L'excision. Une mutilation pratiquée sans anesthésie et avec des instruments non
stérilisés (couteaux, bouts de verre, lames de rasoirs). Selon la coutume, la jeune femme
n'a le droit ni de crier ni de pleurer, sous peine de couvrir de honte ses parents... Une fois
cette horreur commise, la jeune fille doit passer sous des lances croisées : elle est ainsi
symboliquement admise à la dignité de femme !

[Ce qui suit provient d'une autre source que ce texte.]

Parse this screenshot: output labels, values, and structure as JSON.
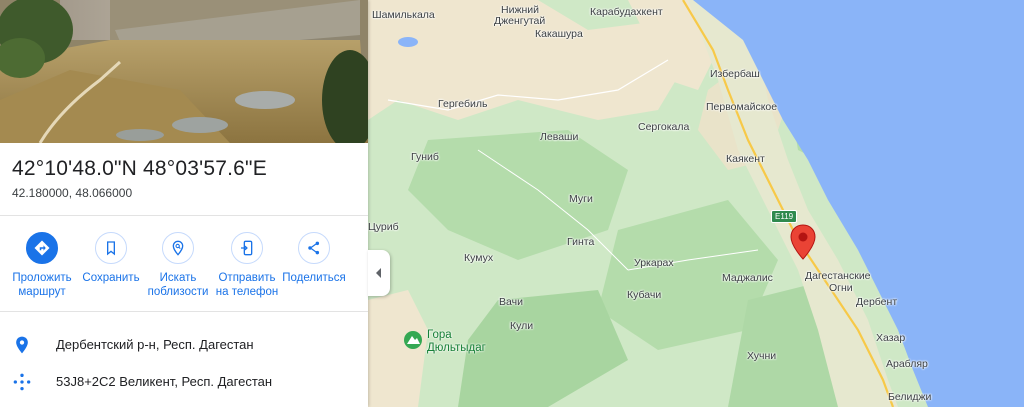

Elle aura le droit de se retirer à l'écart une fois qu'elle aura reçu de nombreux cadeaux. Si
elle survit, elle verra que son sexe a radicalement changé d'aspect : plus de clitoris, plus de
grandes ni de petites lèvres. Oh ! Ce n'est pas que l'exciseuse a spécialement pris son travail
à cœur, non. Le corps a simplement réagit à la mutilation et le sexe forme un gros bourrelet
cicatriciel énorme. La vulve n'est plus. De graves complications se déclarent souvent : de
l'infection rendant la fille stérile à la perte de l'usage de ses jambes.

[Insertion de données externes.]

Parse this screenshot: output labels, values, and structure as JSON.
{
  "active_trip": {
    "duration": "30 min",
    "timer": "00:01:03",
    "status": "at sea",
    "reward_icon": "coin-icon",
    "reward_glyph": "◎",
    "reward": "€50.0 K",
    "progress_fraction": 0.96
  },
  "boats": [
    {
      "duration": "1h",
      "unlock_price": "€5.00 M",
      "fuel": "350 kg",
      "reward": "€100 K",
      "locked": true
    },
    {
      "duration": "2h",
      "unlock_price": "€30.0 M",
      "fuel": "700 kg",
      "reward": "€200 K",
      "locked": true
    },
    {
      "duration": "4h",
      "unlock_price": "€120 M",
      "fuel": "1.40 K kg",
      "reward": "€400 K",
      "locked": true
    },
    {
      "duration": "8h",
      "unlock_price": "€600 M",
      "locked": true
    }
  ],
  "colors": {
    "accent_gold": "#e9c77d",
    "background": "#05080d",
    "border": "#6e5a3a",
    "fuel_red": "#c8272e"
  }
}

Des pères pensent que l'excision consiste simplement à enlever un petit bout de peau.
Comment leur faire comprendre que le clitoris s'apparente plus au pénis qu'à un prépuce ????

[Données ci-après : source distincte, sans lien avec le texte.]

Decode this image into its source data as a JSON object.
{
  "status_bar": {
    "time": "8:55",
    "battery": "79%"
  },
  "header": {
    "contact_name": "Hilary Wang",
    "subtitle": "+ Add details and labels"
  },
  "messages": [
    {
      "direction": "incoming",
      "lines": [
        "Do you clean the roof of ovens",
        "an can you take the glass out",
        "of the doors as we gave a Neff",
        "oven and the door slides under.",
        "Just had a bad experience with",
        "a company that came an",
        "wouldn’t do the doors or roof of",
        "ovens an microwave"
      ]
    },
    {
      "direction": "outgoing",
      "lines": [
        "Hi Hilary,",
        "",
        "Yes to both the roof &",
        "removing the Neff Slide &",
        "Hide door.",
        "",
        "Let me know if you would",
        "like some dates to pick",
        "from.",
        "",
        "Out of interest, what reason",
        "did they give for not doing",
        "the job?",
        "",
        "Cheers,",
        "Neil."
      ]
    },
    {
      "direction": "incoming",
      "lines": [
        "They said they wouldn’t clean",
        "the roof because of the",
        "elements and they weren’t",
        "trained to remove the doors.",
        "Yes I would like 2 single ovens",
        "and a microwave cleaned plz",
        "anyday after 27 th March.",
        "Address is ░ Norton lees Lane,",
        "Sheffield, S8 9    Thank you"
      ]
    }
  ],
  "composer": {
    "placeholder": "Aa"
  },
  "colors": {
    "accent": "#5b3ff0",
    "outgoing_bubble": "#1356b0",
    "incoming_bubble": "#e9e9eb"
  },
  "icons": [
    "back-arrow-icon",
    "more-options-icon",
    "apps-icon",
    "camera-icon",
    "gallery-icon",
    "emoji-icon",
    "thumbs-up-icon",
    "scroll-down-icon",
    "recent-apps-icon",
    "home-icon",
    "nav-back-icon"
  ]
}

Certains groupes ethniques pensent que le clitoris pourrait empoisonner l'enfant au moment de
l'accouchement, retenir le sexe de l'homme prisonnier ou bien empêcher le rapport sexuel.
D'autres estiment que l'excision est d'abord un acte symbolique, comme en Mauritanie, au
Sénégal ou au Mali, où la femme accède ainsi au droit à la prière car elle a été purifiée.
Une femme excisée est considérée comme une vraie femme, les autres sont dénigrées.
Pour de nombreuses éthnies, l'excision correspond et a correspondu au passage de
l'enfance à l'âge adulte. Dans ces cas-là, comment explique-t-on les excisions sur des bébés
de moins d'un an ??? Certains diront que c'est un moyen de contrôler la sexualité des femmes.
C'est sûr, en cousant presqu'entièrement l'orifice vaginal (infibulation), en enlevant le
clitoris et les petites lèvres, les organes génitaux sont pratiquement insensibilisés : les
parents pourront être fiers de présenter leur œuvre avec le certificat "100% pure vierge".
Moi, je décerne le certificat 100% bourreaux aux exciseurs, exciseuses, parents et amis
qui continuent, malgré les campagnes d'informations et de lutte, à mutiler ces filles, leurs
filles, adolescentes ou bébés. Le GAMS (Groupe de femmes pour l'Abolition des Mutilations
Sexuelles), l'UNICEF,... informent les populations. En Europe, en Australie ou aux Etats-Unis,
des filles ont ainsi pu être sauvées de la mutilation. Mais la tradition a la peau dure.
Egypte, Soudan, Ethiopie, Somalie, Erythrée, Mali, Gambie : 80 à 99 % de femmes excisées.
Tchad, République Centrafricaine, Kenya, Guinée, Guinée-Bissau, Côte d'Ivoire, Burkina,
Bénin, Libéria : 40 à 60 % de femmes excisées.
Mauritanie, Sénégal, Ghana, Niger, Nigeria, Cameroun : 20 à 40 % de femmes excisées.
Togo, République Démocratique du Congo, Ouganda, Tanzanie : 5 à 20 % de femmes excisées.
L'Asie n'est pas à la traine avec l'Indonésie, le Pakistan et l'Inde.
Elles sont plus de 130 millions dans le monde.